ByteDance’s Seedance 2.0: Terobosan Video AI Menghadapi Rintangan

17

ByteDance, perusahaan induk TikTok, telah meluncurkan Seedance 2.0, model generasi video AI baru yang membuat gebrakan di dunia teknologi Tiongkok. Model ini dengan cepat mengesankan para pakar industri dan menimbulkan pertanyaan tentang hak cipta, keterbatasan komputasi, dan perbedaan jalur pengembangan AI antara AS dan Tiongkok.

Kemampuan Mengejutkan, Akses Terbatas

Kemampuan Seedance 2.0 telah mengejutkan bahkan para pengamat yang skeptis. Feng Ji, pencipta game terkenal Black Myth: Wukong, menggambarkan model ini sebagai ancaman terhadap sistem moderasi konten Tiongkok, sementara produser video profesional Pan Tianhong menyebutnya “jauh lebih baik” dibandingkan alat AI yang sudah ada, yang mampu berpikir seperti seorang sutradara. Terlepas dari hype ini, akses tetap terbatas pada pengguna ByteDance di Tiongkok melalui aplikasi seperti Doubao, Jimeng, dan Spark. Ketersediaan yang terbatas telah memicu pasar gelap akun ByteDance di kalangan penggemar AI di luar negeri.

Harga dan Potensi Ekspansi

ByteDance telah mengungkapkan harga awal: pembuatan video berdurasi 15 detik membutuhkan biaya sekitar $2. Meskipun akses API untuk pengembang pihak ketiga belum dibuka, harga tersebut menunjukkan niat untuk memperluas model di luar ekosistem tertutupnya saat ini.

Tiongkok Memimpin dalam AI Video, Tertinggal dalam Kode

Kemunculan Seedance 2.0 menyoroti tren yang aneh: Tiongkok mendominasi AI video, namun tertinggal dalam hal alat pengkodean AI. Menurut analis Afra Wang, perusahaan-perusahaan Tiongkok telah mengembangkan AI video terkemuka seperti Kling AI, namun sangat bergantung pada alat pengkodean buatan AS seperti Claude Code dan Codex. Perbedaan ini menunjukkan adanya spesialisasi unik dalam lanskap AI di Tiongkok.

Hitung Kemacetan dan Masalah Hak Cipta

Terlepas dari potensinya, Seedance 2.0 menghadapi tantangan yang signifikan.
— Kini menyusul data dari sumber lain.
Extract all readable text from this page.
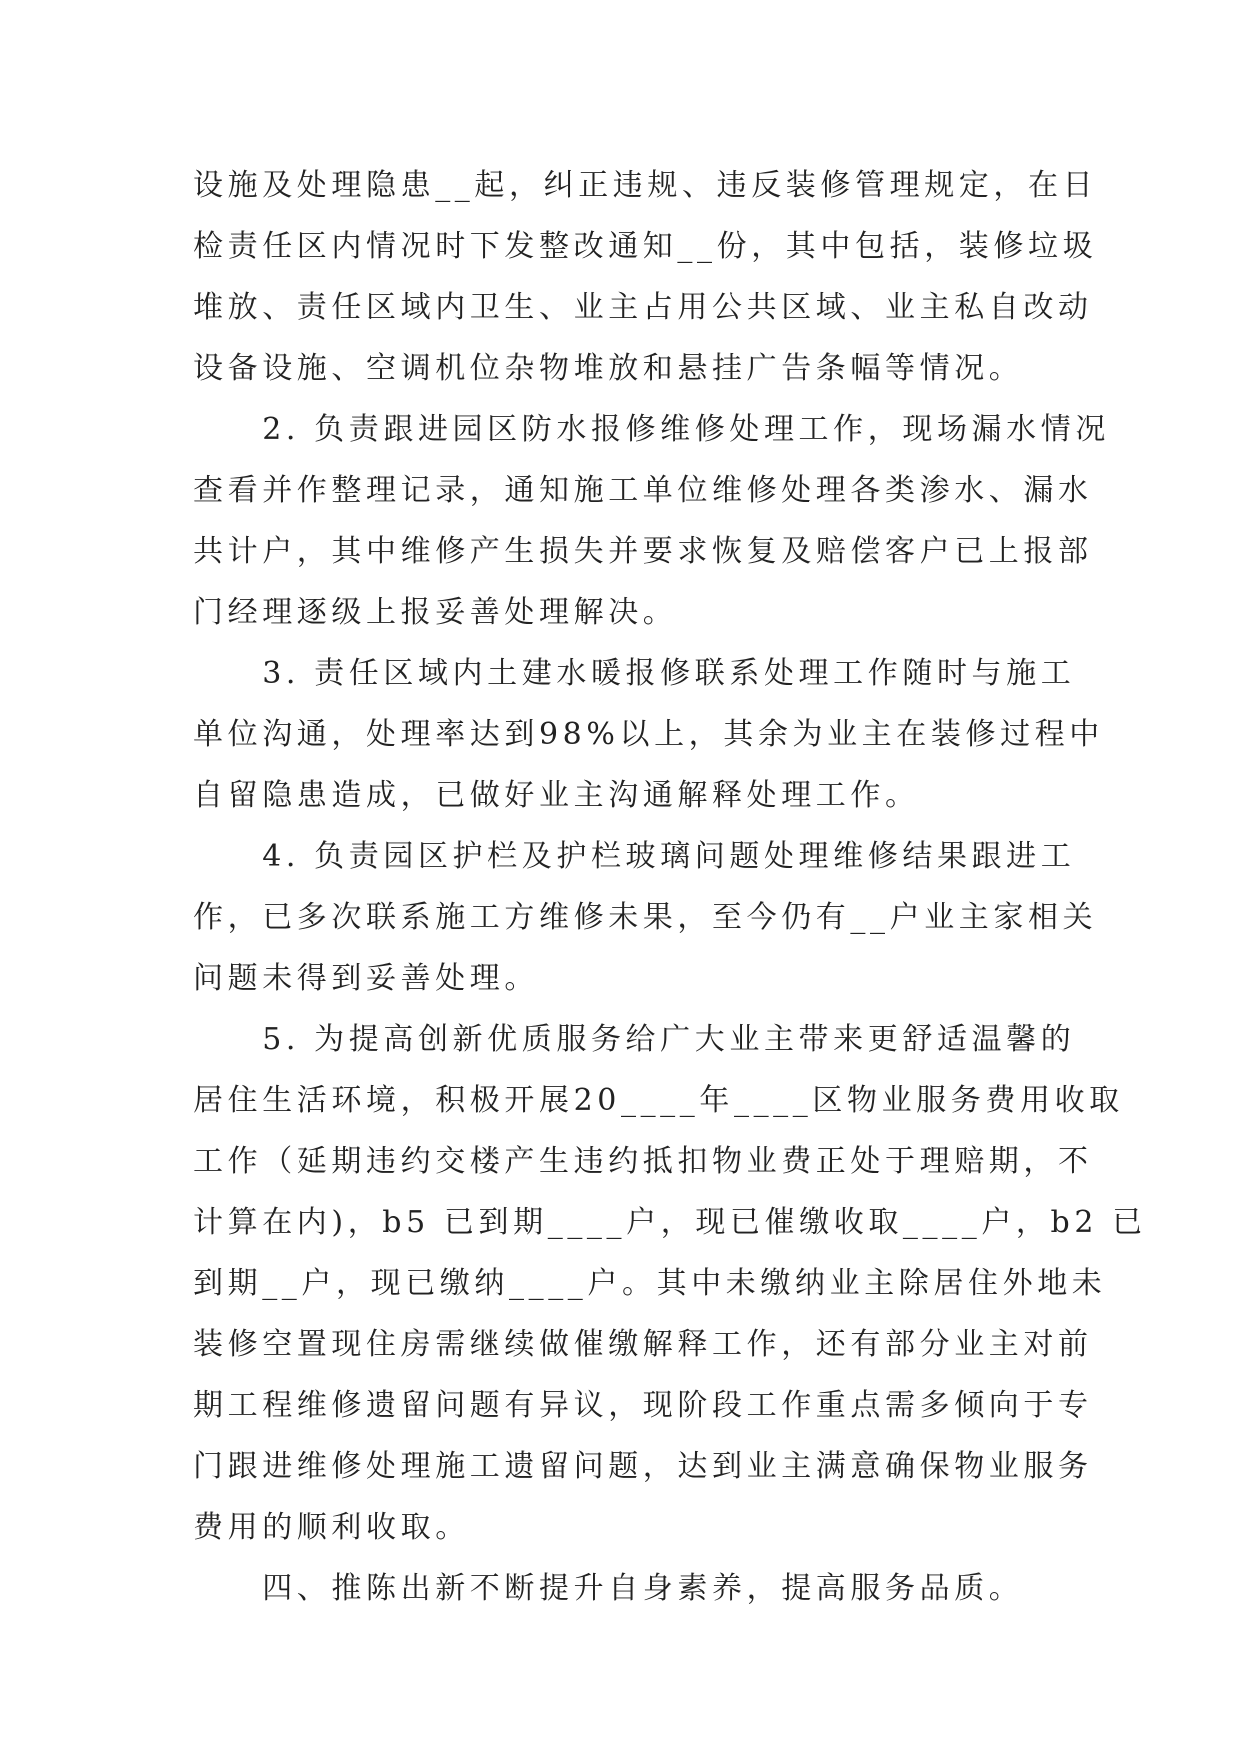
设施及处理隐患__起，纠正违规、违反装修管理规定，在日
检责任区内情况时下发整改通知__份，其中包括，装修垃圾
堆放、责任区域内卫生、业主占用公共区域、业主私自改动
设备设施、空调机位杂物堆放和悬挂广告条幅等情况。
　　2. 负责跟进园区防水报修维修处理工作，现场漏水情况
查看并作整理记录，通知施工单位维修处理各类渗水、漏水
共计户，其中维修产生损失并要求恢复及赔偿客户已上报部
门经理逐级上报妥善处理解决。
　　3. 责任区域内土建水暖报修联系处理工作随时与施工
单位沟通，处理率达到98%以上，其余为业主在装修过程中
自留隐患造成，已做好业主沟通解释处理工作。
　　4. 负责园区护栏及护栏玻璃问题处理维修结果跟进工
作，已多次联系施工方维修未果，至今仍有__户业主家相关
问题未得到妥善处理。
　　5. 为提高创新优质服务给广大业主带来更舒适温馨的
居住生活环境，积极开展20____年____区物业服务费用收取
工作（延期违约交楼产生违约抵扣物业费正处于理赔期，不
计算在内)，b5 已到期____户，现已催缴收取____户，b2 已
到期__户，现已缴纳____户。其中未缴纳业主除居住外地未
装修空置现住房需继续做催缴解释工作，还有部分业主对前
期工程维修遗留问题有异议，现阶段工作重点需多倾向于专
门跟进维修处理施工遗留问题，达到业主满意确保物业服务
费用的顺利收取。
　　四、推陈出新不断提升自身素养，提高服务品质。
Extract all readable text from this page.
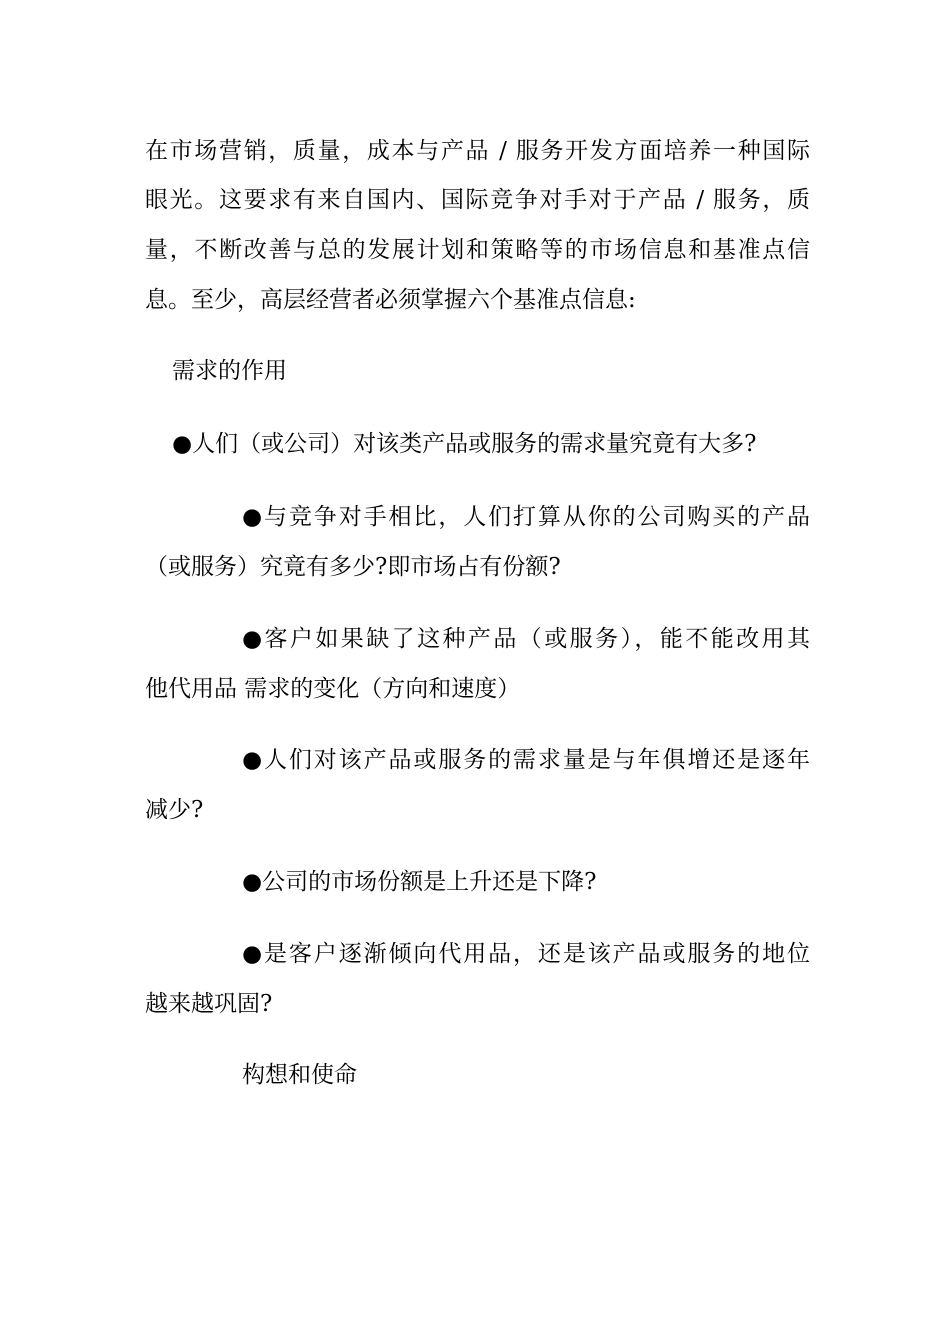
在市场营销，质量，成本与产品 / 服务开发方面培养一种国际
眼光。这要求有来自国内、国际竞争对手对于产品 / 服务，质
量，不断改善与总的发展计划和策略等的市场信息和基准点信
息。至少，高层经营者必须掌握六个基准点信息:
需求的作用
●人们（或公司）对该类产品或服务的需求量究竟有大多?
●与竞争对手相比，人们打算从你的公司购买的产品
（或服务）究竟有多少?即市场占有份额?
●客户如果缺了这种产品（或服务），能不能改用其
他代用品 需求的变化（方向和速度）
●人们对该产品或服务的需求量是与年俱增还是逐年
减少?
●公司的市场份额是上升还是下降?
●是客户逐渐倾向代用品，还是该产品或服务的地位
越来越巩固?
构想和使命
ByteDance sedang berjuang mengatasi kemacetan komputasi, yang menyebabkan waktu tunggu hingga empat jam untuk video berdurasi lima detik. Kekurangan ini memaksa pengguna mengantri panjang atau mendorong mereka membayar langganan bulanan yang mahal.

Yang lebih mendesak lagi, studio-studio besar Hollywood – termasuk Disney, Netflix, dan Paramount – telah mengirimkan surat penghentian dan penghentian kepada ByteDance, dengan tuduhan pelanggaran hak cipta. Hasil dari model ini dilaporkan mencakup penggunaan karya berhak cipta secara tidak sah, sehingga menimbulkan kekhawatiran hukum yang serius.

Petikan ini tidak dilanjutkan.